İşte o zamana dek felsefeye ve dostlarıma böyle yardım ettim. Ondan sonra
da Dionysios'la ben şöyle yaşadık: Ben, kafesten uçmaya can atan bir kuş
gibi hep dışarlara bakıyordum, o beni yatıştırmak için elinden geleni
yapıyor, ama Dion'un mülkünden bir şey vermiyordu. Bununla birlikte,
bütün Sicilya'ya birbirimizin dostuymuşuz gibi görünüyorduk. Bu sıra,
Dionysios, babasının yaptığının tersine, askerlerinin ücretini kısmak
istedi. Askerler de kızdı; hep bir araya gelerek böyle bir şeye
katlanamayacaklarını, karşı koyacaklarını bildirdiler. Dionysios zora
başvurdu, Akropolis'in kapılarını kapattı; ama askerler, barbarların
savaş şarkılarını söyleyerek, duvarlara saldırdılar; Dionysios öyle
korktu ki, istedikleri her şeyi kabul etti; o sıra toplanmış olan
peltastların (6) bile ücretini artırdı.
Bütün bu karışıklıkları Herakleides'in çıkardığı sözü her yana çabucak
yayıldı. Herakleides de bunu haber alınca, kaçtı, gizlendi. Dionysios onu
yakalamak istiyordu, ama bunu nasıl yapacağını bilemiyordu. Theodotes'i
bahçesine çağırttı; ben de o sıra oralarda geziniyordum. Önce
birbirlerine ne dediler, konuşmalarını işitmediğimden bilmiyorum; ama
Theodotes'in Dionysios'a yanımda söylediklerini biliyor ve anımsıyorum:
"Platon," dedi, "Herakleides'i kendisine yüklenen suçlara yanıt vermek
üzere buraya getirebilirsem, Dionysios da artık Sicilya'da kalmasına izin
vermemek gerektiğini düşünürse, hiç olmazsa, karısı ve çocuklarıyla
Peloponessos'a gidip Dionysios'a hiçbir zararı dokunmadan yaşamasına ve
gelirinden yararlanmasına izin versin diye Dionysios'u kandırmaya
çalışıyorum.

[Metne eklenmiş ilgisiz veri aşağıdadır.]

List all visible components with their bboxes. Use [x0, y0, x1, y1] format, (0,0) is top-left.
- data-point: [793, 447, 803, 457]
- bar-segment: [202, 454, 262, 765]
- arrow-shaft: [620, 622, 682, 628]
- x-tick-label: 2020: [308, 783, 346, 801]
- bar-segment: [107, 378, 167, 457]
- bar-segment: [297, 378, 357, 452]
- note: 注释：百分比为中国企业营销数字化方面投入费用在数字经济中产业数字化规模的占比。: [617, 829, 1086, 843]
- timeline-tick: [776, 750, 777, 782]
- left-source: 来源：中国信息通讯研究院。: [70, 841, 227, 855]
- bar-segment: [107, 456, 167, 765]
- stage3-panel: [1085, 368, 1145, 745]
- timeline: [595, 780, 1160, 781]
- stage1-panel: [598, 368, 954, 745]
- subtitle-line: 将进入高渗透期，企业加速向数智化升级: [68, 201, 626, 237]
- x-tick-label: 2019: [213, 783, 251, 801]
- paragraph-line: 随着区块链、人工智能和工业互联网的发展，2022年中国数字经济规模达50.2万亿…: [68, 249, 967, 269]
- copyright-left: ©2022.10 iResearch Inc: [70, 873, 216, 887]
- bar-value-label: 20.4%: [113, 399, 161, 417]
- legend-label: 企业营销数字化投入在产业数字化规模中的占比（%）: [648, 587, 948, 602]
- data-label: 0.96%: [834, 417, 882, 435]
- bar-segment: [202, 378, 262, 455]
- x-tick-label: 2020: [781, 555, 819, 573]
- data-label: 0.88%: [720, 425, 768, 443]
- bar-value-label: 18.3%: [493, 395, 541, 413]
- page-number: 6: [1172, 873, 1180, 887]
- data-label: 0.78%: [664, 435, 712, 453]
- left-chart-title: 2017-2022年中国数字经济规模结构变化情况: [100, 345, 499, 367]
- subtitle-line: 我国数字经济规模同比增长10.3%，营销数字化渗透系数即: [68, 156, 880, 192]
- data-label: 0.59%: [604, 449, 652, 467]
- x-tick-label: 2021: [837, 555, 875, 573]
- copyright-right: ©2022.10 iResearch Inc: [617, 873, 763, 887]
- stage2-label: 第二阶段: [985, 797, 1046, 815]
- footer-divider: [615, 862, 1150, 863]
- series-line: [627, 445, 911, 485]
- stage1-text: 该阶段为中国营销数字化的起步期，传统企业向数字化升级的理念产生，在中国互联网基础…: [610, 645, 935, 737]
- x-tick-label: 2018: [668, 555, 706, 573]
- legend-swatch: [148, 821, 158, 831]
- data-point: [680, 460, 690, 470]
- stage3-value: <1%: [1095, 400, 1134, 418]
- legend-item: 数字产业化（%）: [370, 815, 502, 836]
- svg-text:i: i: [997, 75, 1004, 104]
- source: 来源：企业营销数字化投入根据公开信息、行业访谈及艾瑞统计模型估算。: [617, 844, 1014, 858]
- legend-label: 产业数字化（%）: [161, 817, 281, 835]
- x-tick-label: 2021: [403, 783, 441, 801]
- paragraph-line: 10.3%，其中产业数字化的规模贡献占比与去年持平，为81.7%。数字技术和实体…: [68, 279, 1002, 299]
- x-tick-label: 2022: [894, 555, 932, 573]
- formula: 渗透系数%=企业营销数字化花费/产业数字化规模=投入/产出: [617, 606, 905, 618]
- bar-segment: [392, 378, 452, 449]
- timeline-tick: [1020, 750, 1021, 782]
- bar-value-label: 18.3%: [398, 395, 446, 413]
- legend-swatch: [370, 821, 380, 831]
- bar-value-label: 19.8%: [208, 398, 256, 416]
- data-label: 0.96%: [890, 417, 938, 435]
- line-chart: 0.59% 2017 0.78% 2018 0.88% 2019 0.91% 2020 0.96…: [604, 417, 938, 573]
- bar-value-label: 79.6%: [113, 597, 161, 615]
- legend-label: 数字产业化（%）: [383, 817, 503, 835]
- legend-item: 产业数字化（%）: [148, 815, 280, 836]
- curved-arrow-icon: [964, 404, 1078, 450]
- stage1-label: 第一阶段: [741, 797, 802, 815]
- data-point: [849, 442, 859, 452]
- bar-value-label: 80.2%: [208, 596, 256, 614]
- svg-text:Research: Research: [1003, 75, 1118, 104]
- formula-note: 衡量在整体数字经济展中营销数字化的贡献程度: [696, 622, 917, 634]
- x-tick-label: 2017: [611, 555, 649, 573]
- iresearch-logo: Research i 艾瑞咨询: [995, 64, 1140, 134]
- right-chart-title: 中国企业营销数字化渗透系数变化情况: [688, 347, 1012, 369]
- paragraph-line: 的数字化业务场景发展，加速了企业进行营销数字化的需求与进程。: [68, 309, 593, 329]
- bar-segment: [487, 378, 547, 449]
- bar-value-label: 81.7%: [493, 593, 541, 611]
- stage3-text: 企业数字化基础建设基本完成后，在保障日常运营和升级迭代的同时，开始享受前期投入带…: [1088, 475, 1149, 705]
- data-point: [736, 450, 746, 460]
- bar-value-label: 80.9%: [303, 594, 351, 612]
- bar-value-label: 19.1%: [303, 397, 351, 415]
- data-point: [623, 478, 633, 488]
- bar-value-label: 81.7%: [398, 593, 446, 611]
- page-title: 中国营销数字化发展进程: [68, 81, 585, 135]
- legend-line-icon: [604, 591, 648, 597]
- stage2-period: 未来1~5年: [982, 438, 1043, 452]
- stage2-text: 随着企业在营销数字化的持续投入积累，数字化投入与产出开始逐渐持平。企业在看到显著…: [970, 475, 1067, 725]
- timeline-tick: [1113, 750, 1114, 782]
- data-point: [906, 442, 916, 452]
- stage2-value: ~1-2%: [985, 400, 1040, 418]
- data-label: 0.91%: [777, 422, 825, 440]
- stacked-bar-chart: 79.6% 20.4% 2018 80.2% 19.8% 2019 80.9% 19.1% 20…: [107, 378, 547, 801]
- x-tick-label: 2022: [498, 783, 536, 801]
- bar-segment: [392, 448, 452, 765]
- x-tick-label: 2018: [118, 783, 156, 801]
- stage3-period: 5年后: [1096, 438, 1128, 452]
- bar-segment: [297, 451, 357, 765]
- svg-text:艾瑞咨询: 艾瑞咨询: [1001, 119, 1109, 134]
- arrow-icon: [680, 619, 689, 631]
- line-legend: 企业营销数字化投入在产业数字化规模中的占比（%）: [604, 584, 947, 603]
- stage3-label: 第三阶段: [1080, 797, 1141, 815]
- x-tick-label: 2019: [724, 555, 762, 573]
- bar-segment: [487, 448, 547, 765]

Ona haber yolladım; şimdi gene birini yollayacağım. Belki ya
ilk çağrımı ya da şimdikini dinler de gelir. Dionysios'tan şunu
istiyorum, şunu rica ediyorum: Herakleides'i kırlarda ya da burada
bulurlarsa, Dionysios başka bir karar verinceye dek, başına ülkeden
uzaklaştırılmaktan başka bir kötülük gelmesin." Sonra Dionysios'a
dönerek, "Razı oluyor musun?" dedi. Dionysios, "Peki", dedi, "Onu senin
evinin yakınında bulsalar bile, başına, bu karar verdiğimizden başka
hiçbir kötülük gelmeyecektir."
Ertesi akşam Eurybios'la Theodotes, büyük bir telaş ve heyecan içinde
evime geldiler. Theodotes söze başlayarak, "Platon!", dedi "Dionysios,
Herakleides için sana da, bana da ne söz vermişti, biliyorsun.".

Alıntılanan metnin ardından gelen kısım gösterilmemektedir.